Resumo de As Crônicas de Nárnia, de C. S. Lewis
Por Rui Nakamura 11 min de leitura
Aviso de spoiler. Este resumo conta a história inteira, inclusive o final.
Em 30 segundos
As Crônicas de Nárnia são sete livros curtos sobre crianças do nosso mundo que atravessam para uma terra onde os animais falam e um leão chamado Aslam é a autoridade maior. O mais conhecido começa com quatro irmãos mandados para o campo durante a guerra: a caçula encontra uma passagem no fundo de um guarda-roupa e chega a um lugar preso num inverno de cem anos, imposto por uma feiticeira. Os quatro acabam envolvidos na queda dela e reinam por muitos anos, até voltarem pelo mesmo caminho e descobrirem que, do lado de cá, quase nenhum tempo passou. Os outros seis livros percorrem épocas diferentes daquele mundo, da criação até o fim, quase sempre com personagens novos e alguns reencontros.
Quem é quem
- Lúcia
- A irmã caçula, primeira a atravessar o guarda-roupa e a única a ser acreditada só no fim.
- Edmundo
- O irmão que se alia à feiticeira em troca de promessas e depois é resgatado por Aslam.
- Pedro
- O mais velho dos quatro, que assume a liderança na batalha e é coroado rei supremo.
- Susana
- A irmã prudente, que duvida das aventuras e, no último livro, já não se conta entre os amigos daquele mundo.
- Aslam
- O leão que criou Nárnia e reaparece nos momentos decisivos, sem governar no dia a dia.
- A Feiticeira Branca
- Também chamada Jadis, mantém o país sob inverno perpétuo e petrifica quem a enfrenta.
- Tumnus
- O fauno que encontra Lúcia na primeira travessia e desobedece à ordem de entregá-la.
- Caspian
- Príncipe herdeiro de um povo invasor, que se alia aos antigos narnianos para retomar o trono.
- Eustáquio
- Primo insuportável dos quatro, transformado em dragão e devolvido à forma humana por Aslam.

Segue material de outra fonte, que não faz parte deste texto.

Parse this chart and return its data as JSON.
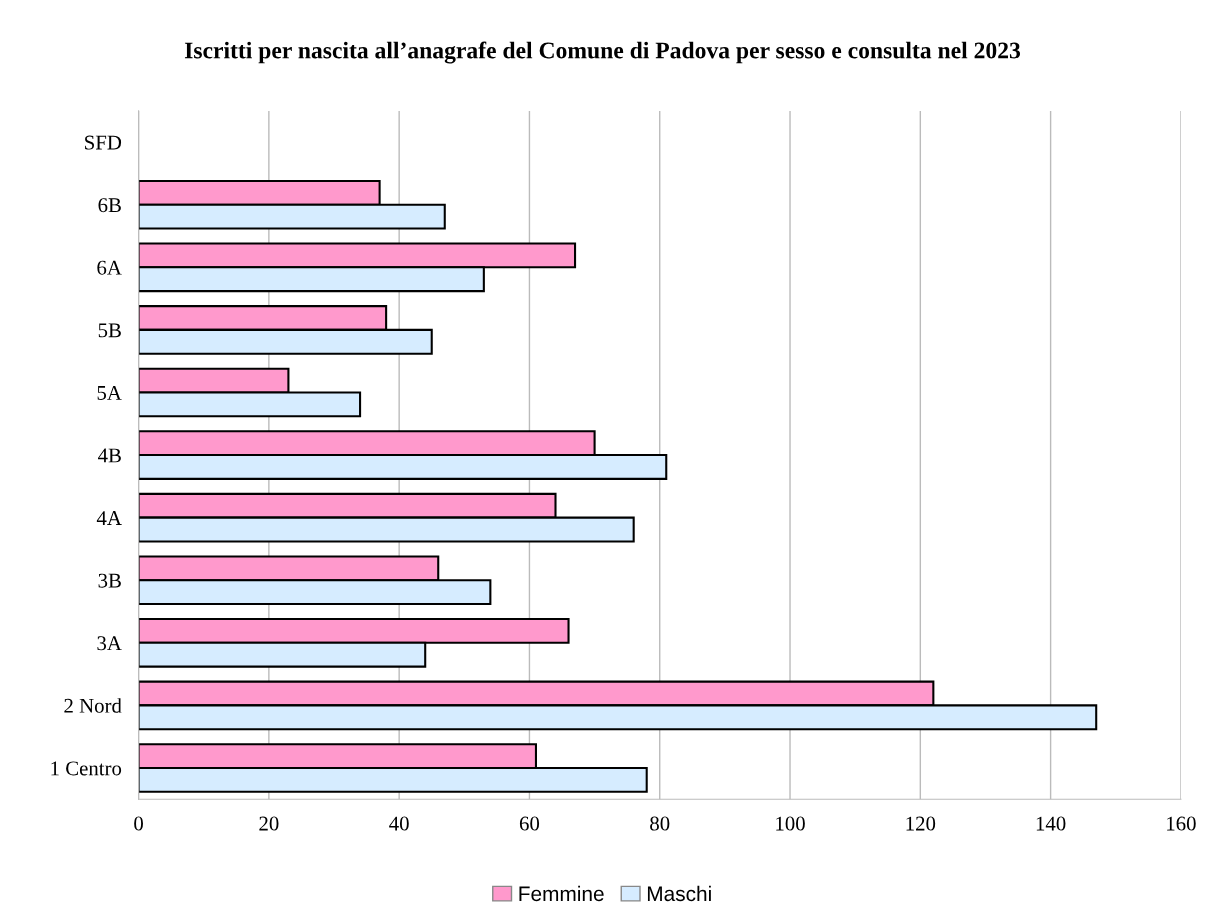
{
  "chart_data": {
    "type": "bar",
    "orientation": "horizontal",
    "title": "Iscritti per nascita all’anagrafe del Comune di Padova per sesso e consulta nel 2023",
    "categories": [
      "SFD",
      "6B",
      "6A",
      "5B",
      "5A",
      "4B",
      "4A",
      "3B",
      "3A",
      "2 Nord",
      "1 Centro"
    ],
    "series": [
      {
        "name": "Femmine",
        "color": "#ff99cc",
        "values": [
          0,
          37,
          67,
          38,
          23,
          70,
          64,
          46,
          66,
          122,
          61
        ]
      },
      {
        "name": "Maschi",
        "color": "#d6ecff",
        "values": [
          0,
          47,
          53,
          45,
          34,
          81,
          76,
          54,
          44,
          147,
          78
        ]
      }
    ],
    "xlim": [
      0,
      160
    ],
    "xticks": [
      0,
      20,
      40,
      60,
      80,
      100,
      120,
      140,
      160
    ],
    "grid": "x",
    "legend": "bottom"
  }
}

Duas ordens, e a briga que nunca acaba
Lewis publicou os sete livros entre 1950 e 1956, na ordem em que os escreveu. Só que a história que eles contam não acontece nessa sequência: um dos últimos a ser escrito narra a criação daquele mundo, e outro se passa dentro do período coberto pelo primeiro.

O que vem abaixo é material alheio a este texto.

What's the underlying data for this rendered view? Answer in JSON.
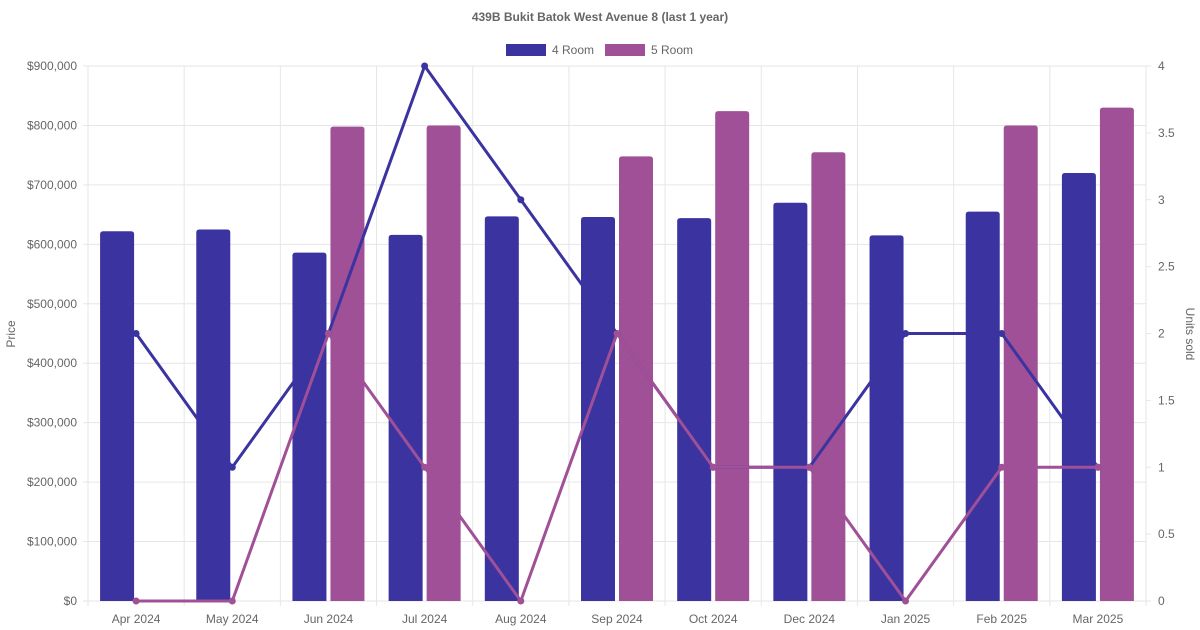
{
  "chart_data": {
    "type": "bar",
    "title": "439B Bukit Batok West Avenue 8 (last 1 year)",
    "categories": [
      "Apr 2024",
      "May 2024",
      "Jun 2024",
      "Jul 2024",
      "Aug 2024",
      "Sep 2024",
      "Oct 2024",
      "Dec 2024",
      "Jan 2025",
      "Feb 2025",
      "Mar 2025"
    ],
    "y_left": {
      "label": "Price",
      "min": 0,
      "max": 900000,
      "ticks": [
        "$0",
        "$100,000",
        "$200,000",
        "$300,000",
        "$400,000",
        "$500,000",
        "$600,000",
        "$700,000",
        "$800,000",
        "$900,000"
      ]
    },
    "y_right": {
      "label": "Units sold",
      "min": 0,
      "max": 4,
      "ticks": [
        "0",
        "0.5",
        "1",
        "1.5",
        "2",
        "2.5",
        "3",
        "3.5",
        "4"
      ]
    },
    "legend": {
      "position": "top"
    },
    "series": [
      {
        "name": "4 Room",
        "color": "#3a33a0",
        "price": [
          622000,
          625000,
          586000,
          616000,
          647000,
          646000,
          644000,
          670000,
          615000,
          655000,
          720000
        ],
        "units_sold": [
          2,
          1,
          2,
          4,
          3,
          2,
          1,
          1,
          2,
          2,
          1
        ]
      },
      {
        "name": "5 Room",
        "color": "#a05096",
        "price": [
          null,
          null,
          798000,
          800000,
          null,
          748000,
          824000,
          755000,
          null,
          800000,
          830000
        ],
        "units_sold": [
          0,
          0,
          2,
          1,
          0,
          2,
          1,
          1,
          0,
          1,
          1
        ]
      }
    ]
  }
}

| Ordem de publicação | Ordem interna da história |
|---|---|
| O Leão, a Feiticeira e o Guarda-Roupa | O Sobrinho do Mago |
| Príncipe Caspian | O Leão, a Feiticeira e o Guarda-Roupa |
| A Viagem do Peregrino da Alvorada | O Cavalo e seu Menino |
| A Cadeira de Prata | Príncipe Caspian |
| O Cavalo e seu Menino | A Viagem do Peregrino da Alvorada |
| O Sobrinho do Mago | A Cadeira de Prata |
| A Última Batalha | A Última Batalha |
As edições mudaram de posição ao longo das décadas, e hoje a numeração impressa costuma seguir a coluna da direita. Lewis chegou a comentar, respondendo a um leitor, que talvez a ordem cronológica fosse preferível, sem dar ao assunto grande importância.

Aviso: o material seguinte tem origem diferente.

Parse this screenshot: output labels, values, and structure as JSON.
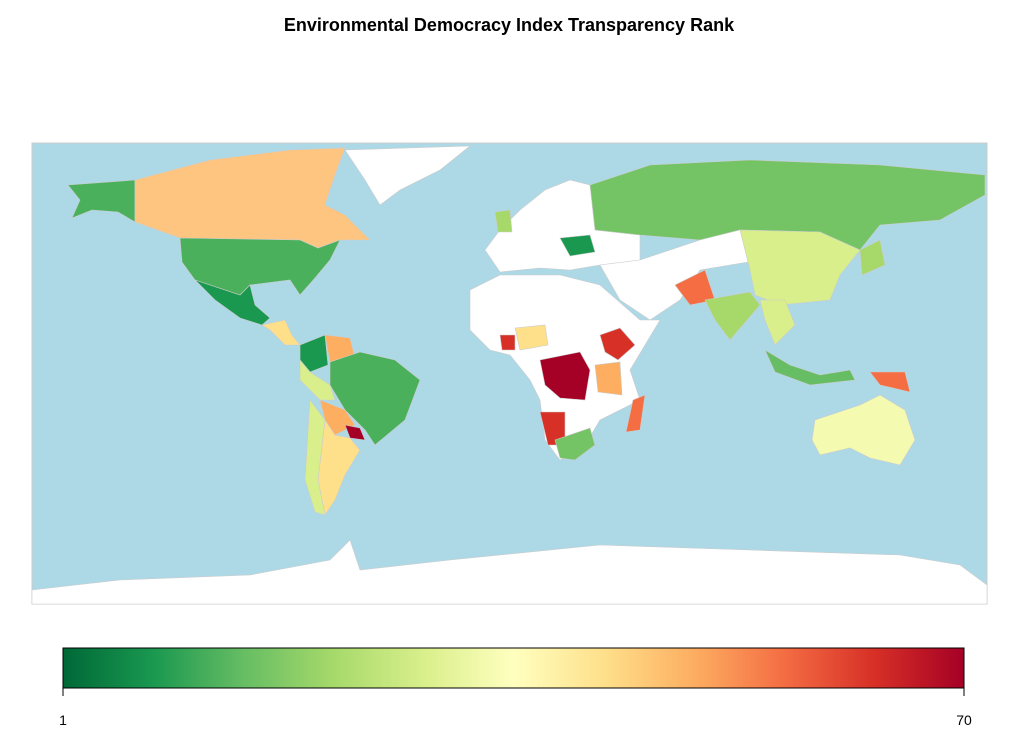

A diferença prática é de experiência. Começando pela publicação, o guarda-roupa é um enigma e a origem do mundo é revelada no fim. Começando pela cronologia, o leitor sabe de antemão o que a primeira geração de personagens levou o livro inteiro para descobrir.
O livro que abriu tudo
Quatro irmãos são enviados para uma casa de campo durante a guerra, longe dos bombardeios na cidade. Brincando de esconde-esconde, a caçula entra num guarda-roupa, sente pinheiros no lugar dos casacos e sai numa floresta nevada, ao lado de um poste de iluminação aceso.
Ali ela conhece o fauno Tumnus, que confessa ter recebido ordens de entregar qualquer humano à Feiticeira Branca. Ela governa há cem anos, mantém o país num inverno permanente em que nunca chega o Natal, e transforma em estátua quem a contraria.
Ninguém acredita em Lúcia quando ela volta. Depois, Edmundo também atravessa, encontra a feiticeira sozinho e aceita dela um doce encantado e a promessa de ser feito rei, com a condição de trazer os irmãos. Quando os quatro finalmente entram juntos, ele já está comprometido.
O que os espera é uma profecia: quando dois filhos de Adão e duas filhas de Eva ocuparem os quatro tronos da capital, o reinado da feiticeira acaba. E o inverno começa a ceder, sinal de que Aslam está a caminho.
A Mesa de Pedra
Edmundo se arrepende e é recuperado pelos aliados, mas a feiticeira reivindica o direito sobre a vida do traidor, amparada numa lei antiga daquele mundo.
Aslam negocia com ela em particular e oferece a própria vida no lugar. Naquela noite, diante do exército dela, é amarrado, humilhado, tosquiado e morto sobre a Mesa de Pedra, com as duas irmãs escondidas assistindo a tudo.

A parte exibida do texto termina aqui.